Téléphérique aux environs du stade | © Adrien Laëthier

Samtredia, deuxième ville de la région, présente son club local. Anciennement « Lokomotiv », il est tout juste auréolé du premier titre de Champion National de son histoire. Malgré cela, Samtredia aura du mal à défendre son titre avec la perte de cinq joueurs majeurs dont leur meilleur buteur parti tenter sa chance au Danemark. Difficile donc de dégager un favori pour ce premier trophée national en 2017.

Pendant ce temps là, je me trouve sur la route : Gori par l’autoroute, puis Khashuri et ses Nazuqi avant la route de montagne sous la neige vers Zestafoni. Revenu en plaine, on passe proche de Kutaisi avant, ironie du sort, d’aller trop loin et de se retrouver à Samtredia. Quelques routes défoncées plus tard, après Khoni, nous voici à la frontière mingrélienne et de suite à Martvili, la quatrième ville régionale, forte de ses 5 000 habitants et de son club du Merani, récent finaliste de la coupe nationale.

Un parking boueux sous une pluie incessante et quelques voitures me font repérer ce stade champêtre et laisse augurer d’une affluence plus grande qu’à l’accoutumée, les deux villes engagées étant assez proches de Martvili. Le stade Murtaz Khurtsilava ne compte que deux tribunes, du même côté, séparées par les vestiaires surmontés des VIP et des médias. Une tribune pour chaque camp, et surprise les places sont gratuites mais seulement sur invitation (drôle de système). Néanmoins, le fait d’être étranger et d’avoir fait plus de quatre heures de route pour cet événement achèvera de convaincre les organisateurs de me laisser entrer, côté Kutaisi.

Arrivée au stade | © Adrien Laëthier

Bon choix au demeurant car le Torpedo Kutaisi compte un groupe Ultra plutôt actif et décidé à mettre de l’ambiance dans ce petit stade plombé par une météo morose inattendue et contrastant avec le printemps entraperçu tout au long de la semaine.

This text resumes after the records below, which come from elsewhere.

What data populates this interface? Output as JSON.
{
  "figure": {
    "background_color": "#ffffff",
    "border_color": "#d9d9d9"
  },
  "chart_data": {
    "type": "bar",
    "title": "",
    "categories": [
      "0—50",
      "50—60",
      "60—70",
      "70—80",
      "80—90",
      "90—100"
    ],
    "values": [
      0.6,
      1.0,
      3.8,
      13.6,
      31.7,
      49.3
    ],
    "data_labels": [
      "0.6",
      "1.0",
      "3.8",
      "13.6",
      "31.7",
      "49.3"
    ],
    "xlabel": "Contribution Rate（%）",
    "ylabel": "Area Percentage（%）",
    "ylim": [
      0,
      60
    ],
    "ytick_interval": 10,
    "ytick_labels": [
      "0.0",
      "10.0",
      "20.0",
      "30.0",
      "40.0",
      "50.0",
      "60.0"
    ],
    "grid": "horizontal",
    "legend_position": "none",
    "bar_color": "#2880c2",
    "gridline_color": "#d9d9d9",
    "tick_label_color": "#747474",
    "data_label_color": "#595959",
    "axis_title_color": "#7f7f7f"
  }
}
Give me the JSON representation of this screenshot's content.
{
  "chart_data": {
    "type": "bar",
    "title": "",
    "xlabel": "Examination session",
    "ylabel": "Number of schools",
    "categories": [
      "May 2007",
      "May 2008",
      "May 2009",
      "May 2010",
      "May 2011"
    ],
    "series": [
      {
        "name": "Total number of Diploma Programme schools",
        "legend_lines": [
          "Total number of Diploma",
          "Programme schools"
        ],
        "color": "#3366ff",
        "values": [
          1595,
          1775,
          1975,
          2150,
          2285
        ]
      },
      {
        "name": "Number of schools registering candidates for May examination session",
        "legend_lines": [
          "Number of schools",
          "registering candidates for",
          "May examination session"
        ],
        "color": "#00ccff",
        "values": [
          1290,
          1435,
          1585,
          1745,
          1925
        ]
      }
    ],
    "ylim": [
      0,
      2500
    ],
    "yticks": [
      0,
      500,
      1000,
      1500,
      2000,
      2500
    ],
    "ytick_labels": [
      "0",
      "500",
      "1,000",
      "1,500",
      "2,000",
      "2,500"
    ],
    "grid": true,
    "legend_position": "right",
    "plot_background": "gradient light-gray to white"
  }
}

Si les deux équipes ont une histoire ancienne, le Torpedo fût une équipe qui comptait dans le football soviétique avec une décennie passée dans l’élite. Après ce petit spectacle pyrotechnique, place au match.

Après que les joueurs aient présentés les deux trophées, championnat et coupe, le match commence sur un faux rythme avec quelques imprécisions mais les Verts vont rapidement prendre le dessus dans le jeu. Migineishvili, le portier de Samtredia se montre très peu rassurant sur ses premières sorties. C’est à la suite d’un beau mouvement que les vainqueurs de la coupe (contre Martvili justement) vont trouver la faille sur un corner très bien tiré. Giorgi Guruli surgit, 1-0 et c’est la folie dans le kop vert, les pétards redoublent. Notons que l’impressionnante colonie policière présente avec nous, à plutôt l’air de s’amuser des pétards et n’intervient pas. Un policier en a d’ailleurs récupéré un et le montre amusé à ses collègues. On imagine qu’il saura en faire bon usage.

Supercoupe de Géorgie

Les Ultras du Torpedo en pleine forme pour ce début de saison | © Adrien Laëthier

Nous jouons la vingtième minute de jeu et Samtredia se montre pour la toute première fois dangereux dans cette Supercoupe de Géorgie. Il est clair que le Torpedo domine mais que Samtredia semble pouvoir se montrer dangereux plus facilement, et ce malgré la perte de la moitié de ses titulaires. Le Torpedo obtient néanmoins un bon coup-franc qui termine sur l’extérieur du poteau. Les Verts ont laissé passer leur chance, d’autant que sur une frappe anodine de Davit Razhamashvili, l’ancien de Zestafoni, Kvaskhvadze, gardien international, se trouve et laisse passer le ballon sous son ventre. Sans-doute surpris par le détonant mélange « pluie-synthétique ». Les deux équipes sont à égalité et Samtredia commence à maîtriser un peu plus le ballon mais une mauvaise relance va les mettre en difficulté. En effet, Kutaisi récupère un ballon bien haut et en deux passes inscrit le deuxième but des Verts. Les joueurs de Samtredia sont furieux et les joueurs du Torpedo fêtent leur but depuis plus d’une minute, lorsque, coup de tonnerre, l’arbitre assistant refuse le but pour une main, qui semble plausible voire probable en direct. Cette décision tardive semble toutefois assez surprenante. Le Torpedo et ses fans sont furieux et les insultes pleuvent jusqu’à la pause pour le « Bokovoi sudia » (façon dont les spectateurs nomment l’arbitre de touche, voulant dire « arbitre de côté » en russe. Effectivement, à la campagne, beaucoup de mots russes s’intercalent dans les phrases géorgiennes et notamment dans le football).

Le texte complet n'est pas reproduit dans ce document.